The area I would have to work with is wide open, 16'x22' with the wall continuing along at the long end for a little section where I could probably squeeze in another 4.5' x 12'. I'll try to draw it up on something and post it here. 
Now, I could use it all up and maybe a little more, or I don't necessarily have to use all the room and I'd still be happy. I may even consider doing two separate layouts to do a modern and an older era. For modern I'd be using Railpro wireless and for the the older era I'd probably stick with DCC. 
What type of setup would be good to go with here? I may need to use under the bench work for some storage. I always feel like no room is enough for HO scale radii but I probably underestimate what's possible sometimes. I set up a test oval on a 4x8 and was able to fit 22" radius on each end but not much room to spare. My 2-10-2 navigates that fine. That's probably as long of a loco I'd go with. I mention this because I don't think there's any way I can take a short cut anywhere and use tight radius to buy room. I'd like to follow close to the wall so I wouldn't have to reach far. I can't wrap around the room without going across the doorway and behind the furnace. What do you guys think?


----------



## DonR (Oct 18, 2012)

With that amount of space to work with I'd create a U shaped layout with perhaps
the ends of the U wider to accomodate even larger radius than 22". Use a basic
follow the wall route for a single track main line. Provide passing sidings so you
can have trains running clockwise and counter clockwise at the same time. Lots
of room for yards and many industrial spurs. Those measurements would also
make possible variations in track height to add scenic touches.

You could even have one side of the U as your 'modern' era with the older
times on the other arm of the U.

You should also have plenty of room for operations inside the U.

I have a smaller but somewhat similar room size layout and the space under it
is the house 'store room'. Just get all of your wiring done before you start
the stash.

Don


----------



## SRV1 (Nov 14, 2010)

Cool. Thanks for the advice. I was considering keeping it connected and doing a half and half. I wasn't sure how much room a U would take up. I'll have to investigate it further.

Sent from my XT1093 using Tapatalk


----------



## CTValleyRR (Jul 26, 2014)

If you're not using all that room for trains, you obviously have your priorities wrong! 

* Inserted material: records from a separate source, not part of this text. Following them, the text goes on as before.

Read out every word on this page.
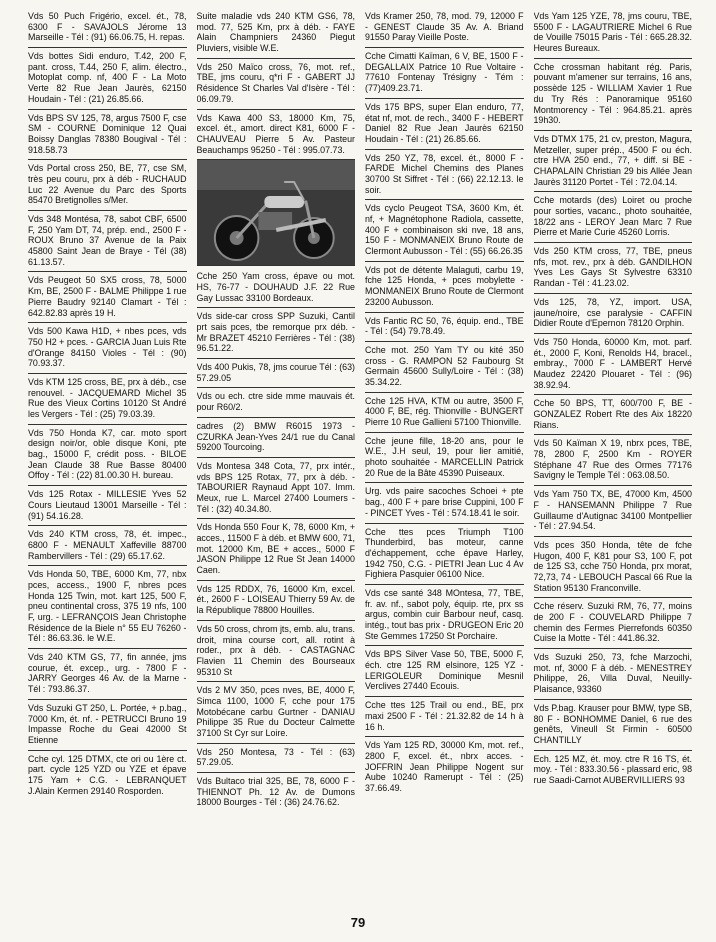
Vds 50 Puch Frigério, excel. ét., 78, 6300 F - SAVAJOLS Jérome 13 Marseille - Tél : (91) 66.06.75, H. repas.
Vds bottes Sidi enduro, T.42, 200 F, pant. cross, T.44, 250 F, alim. électro., Motoplat comp. nf, 400 F - La Moto Verte 82 Rue Jean Jaurès, 62150 Houdain - Tél : (21) 26.85.66.
Vds BPS SV 125, 78, argus 7500 F, cse SM - COURNE Dominique 12 Quai Boissy Danglas 78380 Bougival - Tél : 918.58.73
Vds Portal cross 250, BE, 77, cse SM, très peu couru, prx à déb - RUCHAUD Luc 22 Avenue du Parc des Sports 85470 Bretignolles s/Mer.
Vds 348 Montésa, 78, sabot CBF, 6500 F, 250 Yam DT, 74, prép. end., 2500 F - ROUX Bruno 37 Avenue de la Paix 45800 Saint Jean de Braye - Tél (38) 61.13.57.
Vds Peugeot 50 SX5 cross, 78, 5000 Km, BE, 2500 F - BALME Philippe 1 rue Pierre Baudry 92140 Clamart - Tél : 642.82.83 après 19 H.
Vds 500 Kawa H1D, + nbes pces, vds 750 H2 + pces. - GARCIA Juan Luis Rte d'Orange 84150 Violes - Tél : (90) 70.93.37.
Vds KTM 125 cross, BE, prx à déb., cse renouvel. - JACQUEMARD Michel 35 Rue des Vieux Cortins 10120 St André les Vergers - Tél : (25) 79.03.39.
Vds 750 Honda K7, car. moto sport design noir/or, oble disque Koni, pte bag., 15000 F, crédit poss. - BILOE Jean Claude 38 Rue Basse 80400 Offoy - Tél : (22) 81.00.30 H. bureau.
Vds 125 Rotax - MILLESIE Yves 52 Cours Lieutaud 13001 Marseille - Tél : (91) 54.16.28.
Vds 240 KTM cross, 78, ét. impec., 6800 F - MENAULT Xaffeville 88700 Rambervillers - Tél : (29) 65.17.62.
Vds Honda 50, TBE, 6000 Km, 77, nbx pces, access., 1900 F, nbres pces Honda 125 Twin, mot. kart 125, 500 F, pneu continental cross, 375 19 nfs, 100 F, urg. - LEFRANÇOIS Jean Christophe Résidence de la Biele n° 55 EU 76260 - Tél : 86.63.36. le W.E.
Vds 240 KTM GS, 77, fin année, jms courue, ét. excep., urg. - 7800 F - JARRY Georges 46 Av. de la Marne - Tél : 793.86.37.
Vds Suzuki GT 250, L. Portée, + p.bag., 7000 Km, ét. nf. - PETRUCCI Bruno 19 Impasse Roche du Geai 42000 St Etienne
Cche cyl. 125 DTMX, cte ori ou 1ère ct. part. cycle 125 YZD ou YZE et épave 175 Yam + C.G. - LEBRANQUET J.Alain Kermen 29140 Rosporden.
Suite maladie vds 240 KTM GS6, 78, mod. 77, 525 Km, prx à déb. - FAYE Alain Champniers 24360 Piegut Pluviers, visible W.E.
Vds 250 Maïco cross, 76, mot. ref., TBE, jms couru, q*ri F - GABERT JJ Résidence St Charles Val d'Isère - Tél : 06.09.79.
Vds Kawa 400 S3, 18000 Km, 75, excel. ét., amort. direct K81, 6000 F - CHAUVEAU Pierre 5 Av. Pasteur Beauchamps 95250 - Tél : 995.07.73.
Cche 250 Yam cross, épave ou mot. HS, 76-77 - DOUHAUD J.F. 22 Rue Gay Lussac 33100 Bordeaux.
Vds side-car cross SPP Suzuki, Cantil prt sais pces, tbe remorque prx déb. - Mr BRAZET 45210 Ferrières - Tél : (38) 96.51.22.
Vds 400 Pukis, 78, jms courue Tél : (63) 57.29.05
Vds ou ech. ctre side mme mauvais ét. pour R60/2.
cadres (2) BMW R6015 1973 - CZURKA Jean-Yves 24/1 rue du Canal 59200 Tourcoing.
Vds Montesa 348 Cota, 77, prx intér., vds BPS 125 Rotax, 77, prx à déb. - TABOURIER Raynaud Appt 107. Imm. Meux, rue L. Marcel 27400 Loumers - Tél : (32) 40.34.80.
Vds Honda 550 Four K, 78, 6000 Km, + acces., 11500 F à déb. et BMW 600, 71, mot. 12000 Km, BE + acces., 5000 F JASON Philippe 12 Rue St Jean 14000 Caen.
Vds 125 RDDX, 76, 16000 Km, excel. ét., 2600 F - LOISEAU Thierry 59 Av. de la République 78800 Houilles.
Vds 50 cross, chrom jts, emb. alu, trans. droit, mina course cort, all. rotint à roder., prx à déb. - CASTAGNAC Flavien 11 Chemin des Bourseaux 95310 St
Vds 2 MV 350, pces nves, BE, 4000 F, Simca 1100, 1000 F, cche pour 175 Motobécane carbu Gurtner - DANIAU Philippe 35 Rue du Docteur Calmette 37100 St Cyr sur Loire.
Vds 250 Montesa, 73 - Tél : (63) 57.29.05.
Vds Bultaco trial 325, BE, 78, 6000 F - THIENNOT Ph. 12 Av. de Dumons 18000 Bourges - Tél : (36) 24.76.62.
Vds Kramer 250, 78, mod. 79, 12000 F - GENEST Claude 35 Av. A. Briand 91550 Paray Vieille Poste.
Cche Cimatti Kaïman, 6 V, BE, 1500 F - DEGALLAIX Patrice 10 Rue Voltaire - 77610 Fontenay Trésigny - Tém : (77)409.23.71.
Vds 175 BPS, super Elan enduro, 77, état nf, mot. de rech., 3400 F - HEBERT Daniel 82 Rue Jean Jaurès 62150 Houdain - Tél : (21) 26.85.66.
Vds 250 YZ, 78, excel. ét., 8000 F - FARDE Michel Chemins des Planes 30700 St Siffret - Tél : (66) 22.12.13. le soir.
Vds cyclo Peugeot TSA, 3600 Km, ét. nf, + Magnétophone Radiola, cassette, 400 F + combinaison ski nve, 18 ans, 150 F - MONMANEIX Bruno Route de Clermont Aubusson - Tél : (55) 66.26.35
Vds pot de détente Malaguti, carbu 19, fche 125 Honda, + pces mobylette - MONMANEIX Bruno Route de Clermont 23200 Aubusson.
Vds Fantic RC 50, 76, équip. end., TBE - Tél : (54) 79.78.49.
Cche mot. 250 Yam TY ou kité 350 cross - G. RAMPON 52 Faubourg St Germain 45600 Sully/Loire - Tél : (38) 35.34.22.
Cche 125 HVA, KTM ou autre, 3500 F, 4000 F, BE, rég. Thionville - BUNGERT Pierre 10 Rue Gallieni 57100 Thionville.
Cche jeune fille, 18-20 ans, pour le W.E., J.H seul, 19, pour lier amitié, photo souhaitée - MARCELLIN Patrick 20 Rue de la Bâte 45390 Puiseaux.
Urg. vds paire sacoches Schoei + pte bag., 400 F + pare brise Cuppini, 100 F - PINCET Yves - Tél : 574.18.41 le soir.
Cche ttes pces Triumph T100 Thunderbird, bas moteur, canne d'échappement, cche épave Harley, 1942 750, C.G. - PIETRI Jean Luc 4 Av Fighiera Pasquier 06100 Nice.
Vds cse santé 348 MOntesa, 77, TBE, fr. av. nf., sabot poly, équip. rte, prx ss argus, combin cuir Barbour neuf, casq. intég., tout bas prix - DRUGEON Eric 20 Ste Gemmes 17250 St Porchaire.
Vds BPS Silver Vase 50, TBE, 5000 F, éch. ctre 125 RM elsinore, 125 YZ - LERIGOLEUR Dominique Mesnil Verclives 27440 Ecouis.
Cche ttes 125 Trail ou end., BE, prx maxi 2500 F - Tél : 21.32.82 de 14 h à 16 h.
Vds Yam 125 RD, 30000 Km, mot. ref., 2800 F, excel. ét., nbrx acces. - JOFFRIN Jean Philippe Nogent sur Aube 10240 Ramerupt - Tél : (25) 37.66.49.
Vds Yam 125 YZE, 78, jms couru, TBE, 5500 F - LAGAUTRIERE Michel 6 Rue de Vouille 75015 Paris - Tél : 665.28.32. Heures Bureaux.
Cche crossman habitant rég. Paris, pouvant m'amener sur terrains, 16 ans, possède 125 - WILLIAM Xavier 1 Rue du Try Rés : Panoramique 95160 Montmorency - Tél : 964.85.21. après 19h30.
Vds DTMX 175, 21 cv, preston, Magura, Metzeller, super prép., 4500 F ou éch. ctre HVA 250 end., 77, + diff. si BE - CHAPALAIN Christian 29 bis Allée Jean Jaurès 31120 Portet - Tél : 72.04.14.
Cche motards (des) Loiret ou proche pour sorties, vacanc., photo souhaitée, 18/22 ans - LEROY Jean Marc 7 Rue Pierre et Marie Curie 45260 Lorris.
Vds 250 KTM cross, 77, TBE, pneus nfs, mot. rev., prx à déb. GANDILHON Yves Les Gays St Sylvestre 63310 Randan - Tél : 41.23.02.
Vds 125, 78, YZ, import. USA, jaune/noire, cse paralysie - CAFFIN Didier Route d'Epernon 78120 Orphin.
Vds 750 Honda, 60000 Km, mot. parf. ét., 2000 F, Koni, Renolds H4, bracel., embray., 7000 F - LAMBERT Hervé Maudez 22420 Plouaret - Tél : (96) 38.92.94.
Cche 50 BPS, TT, 600/700 F, BE - GONZALEZ Robert Rte des Aix 18220 Rians.
Vds 50 Kaïman X 19, nbrx pces, TBE, 78, 2800 F, 2500 Km - ROYER Stéphane 47 Rue des Ormes 77176 Savigny le Temple Tél : 063.08.50.
Vds Yam 750 TX, BE, 47000 Km, 4500 F - HANSEMANN Philippe 7 Rue Guillaume d'Autignac 34100 Montpellier - Tél : 27.94.54.
Vds pces 350 Honda, tête de fche Hugon, 400 F, K81 pour S3, 100 F, pot de 125 S3, cche 750 Honda, prx morat, 72,73, 74 - LEBOUCH Pascal 66 Rue la Station 95130 Franconville.
Cche réserv. Suzuki RM, 76, 77, moins de 200 F - COUVELARD Philippe 7 chemin des Fermes Pierrefonds 60350 Cuise la Motte - Tél : 441.86.32.
Vds Suzuki 250, 73, fche Marzochi, mot. nf, 3000 F à déb. - MENESTREY Philippe, 26, Villa Duval, Neuilly-Plaisance, 93360
Vds P.bag. Krauser pour BMW, type SB, 80 F - BONHOMME Daniel, 6 rue des genêts, Vineull St Firmin - 60500 CHANTILLY
Ech. 125 MZ, ét. moy. ctre R 16 TS, ét. moy. - Tél : 833.30.56 - plassard eric, 98 rue Saadi-Carnot AUBERVILLIERS 93
79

Seriously, now. I wouldn't try to do two layouts and control systems. Do one or the other. If you wish, design your layout so that by replacing some items, you can convert it from older to modern and back again. Mostly, this will involve changing the rolling stock, vehicles and figures, and maybe a few structures (unless you're talking about REALLY older, like pre-WWI). Rural scenes vary much less than urban ones.

I'll second Don's recommendation for a U shape or folded dogbone (one with lobes at the ends). You can probably find room for a center peninsula, if you want even moree space. A room diagram with dimensions, obstructions, and space reserved for other uses would really help.


----------



## SRV1 (Nov 14, 2010)

I don't seem to have a program that will allow me to draw scale drawings on my laptop. 
The beauty of the dimensions I've given is that it's roughly only 1/4 of the basement so I have that much room easily if I want to use it. Already much more room than I ever anticipated having. This area has nothing in the way. The wall angles to the additional 4.5x12 area I could tack on without encroaching on other stuff much. Basically the loop could start in that area and curve around the corner to the larger space. Alot of possibilities.

Sent from my XT1093 using Tapatalk


----------



## CTValleyRR (Jul 26, 2014)

There is a lot of layout planning software out there. My personal preference is Anyrail (www.anyrail.com), but there are other options as well. Even some free ones -- just be warned that those provided by companies that make track are trying to sell THEIR track.

If you balk at paying for one, you might look into SCARM (Simple Computer -Assisted Railway Moder). It's author goes by the screen name of Mixy. He does it as a hobby because there is no room in his life or home for the real thing.

That said, Google Sketchup or any of a number of prgrams will work (use PowerPoint and save it as a pdf file). Dimensionality of the drawing isn't important if the actual measurements are included.


----------